Armed resistance on Chin Hills
In Chin State, armed resistance has mainly taken place in Mindat and Hakha. Seven anti-regime protesters were arrested in Mindat on April 24, and a shootout occurred when police refused to release them later that evening. Three policemen died in the incident.
Civilian resistance fighters attacked a military convoy on April 26 in Mindat. Junta forces arrived for retaliation the following day but suffered heavier casualties than the civilian side. The military council then suspended attacks and released the detained protesters.
“We have been undergoing intensive military training. Because they can attack us anytime, we have prepared ourselves to fight back. We are resisting not because we have weapons. We are resisting because we have faith,” said a Mindat resident.

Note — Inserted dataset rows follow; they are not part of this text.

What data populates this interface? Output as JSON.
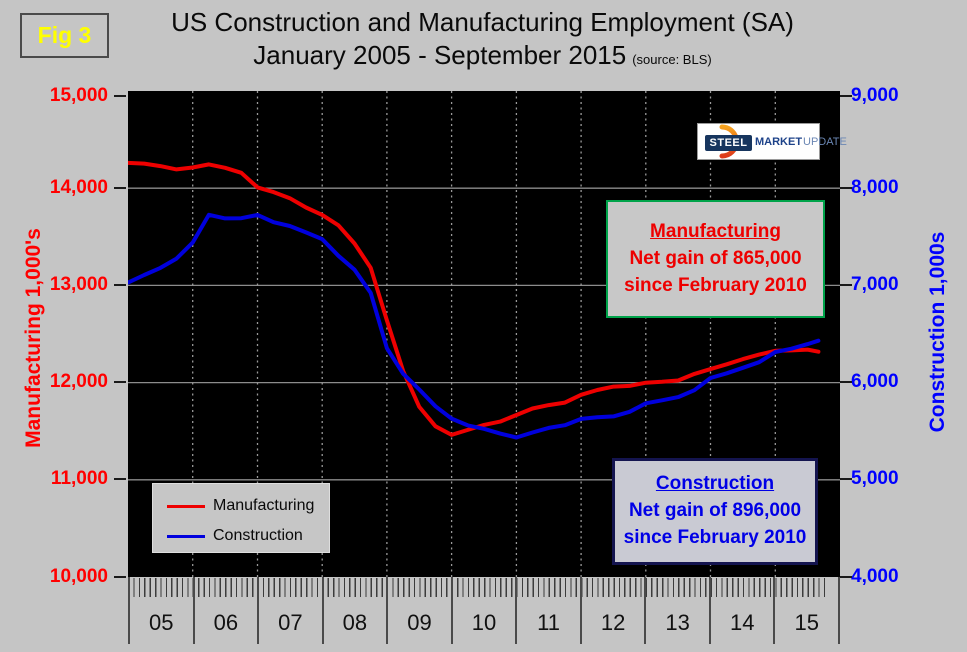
{
  "fig_label": "Fig 3",
  "title": {
    "line1": "US Construction and Manufacturing Employment (SA)",
    "line2": "January 2005 - September 2015",
    "source": "(source: BLS)"
  },
  "left_axis": {
    "title": "Manufacturing  1,000's",
    "color": "#ff0000",
    "ticks": [
      "15,000",
      "14,000",
      "13,000",
      "12,000",
      "11,000",
      "10,000"
    ]
  },
  "right_axis": {
    "title": "Construction 1,000s",
    "color": "#0000ff",
    "ticks": [
      "9,000",
      "8,000",
      "7,000",
      "6,000",
      "5,000",
      "4,000"
    ]
  },
  "x_axis": {
    "years": [
      "05",
      "06",
      "07",
      "08",
      "09",
      "10",
      "11",
      "12",
      "13",
      "14",
      "15"
    ]
  },
  "legend": [
    {
      "label": "Manufacturing",
      "color": "#ee0000"
    },
    {
      "label": "Construction",
      "color": "#0000dd"
    }
  ],
  "callouts": {
    "manufacturing": {
      "title": "Manufacturing",
      "line1": "Net gain of 865,000",
      "line2": "since February 2010"
    },
    "construction": {
      "title": "Construction",
      "line1": "Net gain of 896,000",
      "line2": "since February 2010"
    }
  },
  "logo": {
    "steel": "STEEL",
    "market": "MARKET",
    "update": "UPDATE"
  },
  "chart_data": {
    "type": "line",
    "title": "US Construction and Manufacturing Employment (SA), January 2005 - September 2015",
    "x_unit": "months_since_jan_2005",
    "months_span": 132,
    "data_end_month": 129,
    "left_axis_range": [
      10000,
      15000
    ],
    "right_axis_range": [
      4000,
      9000
    ],
    "h_gridline_values": [
      14000,
      13000,
      12000,
      11000
    ],
    "v_gridline_months": [
      12,
      24,
      36,
      48,
      60,
      72,
      84,
      96,
      108,
      120
    ],
    "grid": true,
    "legend_position": "lower-left",
    "series": [
      {
        "name": "Manufacturing",
        "axis": "left",
        "color": "#ee0000",
        "points": [
          [
            0,
            14260
          ],
          [
            3,
            14253
          ],
          [
            6,
            14227
          ],
          [
            9,
            14193
          ],
          [
            12,
            14213
          ],
          [
            15,
            14245
          ],
          [
            18,
            14210
          ],
          [
            21,
            14158
          ],
          [
            24,
            14008
          ],
          [
            27,
            13960
          ],
          [
            30,
            13897
          ],
          [
            33,
            13801
          ],
          [
            36,
            13725
          ],
          [
            39,
            13618
          ],
          [
            42,
            13431
          ],
          [
            45,
            13181
          ],
          [
            48,
            12640
          ],
          [
            51,
            12120
          ],
          [
            54,
            11750
          ],
          [
            57,
            11550
          ],
          [
            60,
            11462
          ],
          [
            63,
            11513
          ],
          [
            66,
            11565
          ],
          [
            69,
            11599
          ],
          [
            72,
            11667
          ],
          [
            75,
            11734
          ],
          [
            78,
            11769
          ],
          [
            81,
            11794
          ],
          [
            84,
            11875
          ],
          [
            87,
            11924
          ],
          [
            90,
            11959
          ],
          [
            93,
            11966
          ],
          [
            96,
            11999
          ],
          [
            99,
            12008
          ],
          [
            102,
            12022
          ],
          [
            105,
            12090
          ],
          [
            108,
            12139
          ],
          [
            111,
            12188
          ],
          [
            114,
            12242
          ],
          [
            117,
            12288
          ],
          [
            120,
            12327
          ],
          [
            123,
            12331
          ],
          [
            126,
            12340
          ],
          [
            128,
            12318
          ]
        ]
      },
      {
        "name": "Construction",
        "axis": "right",
        "color": "#0000dd",
        "points": [
          [
            0,
            7029
          ],
          [
            3,
            7107
          ],
          [
            6,
            7180
          ],
          [
            9,
            7276
          ],
          [
            12,
            7440
          ],
          [
            15,
            7726
          ],
          [
            18,
            7689
          ],
          [
            21,
            7691
          ],
          [
            24,
            7725
          ],
          [
            27,
            7650
          ],
          [
            30,
            7611
          ],
          [
            33,
            7545
          ],
          [
            36,
            7476
          ],
          [
            39,
            7305
          ],
          [
            42,
            7162
          ],
          [
            45,
            6923
          ],
          [
            48,
            6354
          ],
          [
            51,
            6092
          ],
          [
            54,
            5929
          ],
          [
            57,
            5756
          ],
          [
            60,
            5630
          ],
          [
            63,
            5560
          ],
          [
            66,
            5525
          ],
          [
            69,
            5475
          ],
          [
            72,
            5435
          ],
          [
            75,
            5487
          ],
          [
            78,
            5534
          ],
          [
            81,
            5562
          ],
          [
            84,
            5627
          ],
          [
            87,
            5643
          ],
          [
            90,
            5652
          ],
          [
            93,
            5700
          ],
          [
            96,
            5787
          ],
          [
            99,
            5818
          ],
          [
            102,
            5851
          ],
          [
            105,
            5922
          ],
          [
            108,
            6047
          ],
          [
            111,
            6096
          ],
          [
            114,
            6152
          ],
          [
            117,
            6210
          ],
          [
            120,
            6315
          ],
          [
            123,
            6349
          ],
          [
            126,
            6396
          ],
          [
            128,
            6431
          ]
        ]
      }
    ]
  }
}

Members of the Mindat defense force said they have started to work together with the CRPH and the NUG, and will be able to have greater bargaining power over the military regime if they receive weapons from People’s Defense Force formed by the NUG.
“They might not have thought people would take up arms against them. We people have shown many times that we deserve democracy. As they don’t restore what we deserve, we will take it back using any means. People have chosen to take up arms,” said a civilian resistance fighter from Mindat.
At least ten junta troops died in the fighting with local resistance fighters from May2 to May 4 in Chin State’s Hakha.
Since Wednesday evening, the shootouts between the military troops and Midat Defense Forces have resumed, after their ceasefire agreement broke down.
The ceasefire collapsed because the military regime failed to release all five detainees in exchange for 17 vehicles carrying around 270 junta troops being allowed to pass through from Matupi Township.
During the clashes, an ethnic Chin teenager was killed and six other members of Chin State’s civilian resistance forces were injured when the junta bombarded the resistance town from nearby Kyaukhtu Town in Magwe Region on Thursday. On the same day, the regime declared Mindat under marital law, heralding possible future crackdowns.
The CRPH said on March 14 that people have the rights to defend themselves when they are attacked by the military regime. Any response made by individuals or wards or villages or townships to defend their lives will not constitute crimes, said the CRPH.
In retaliation, the regime on Saturday declared the CRPH, NUG, PDF and their affiliated local defense teams to be terrorist organizations.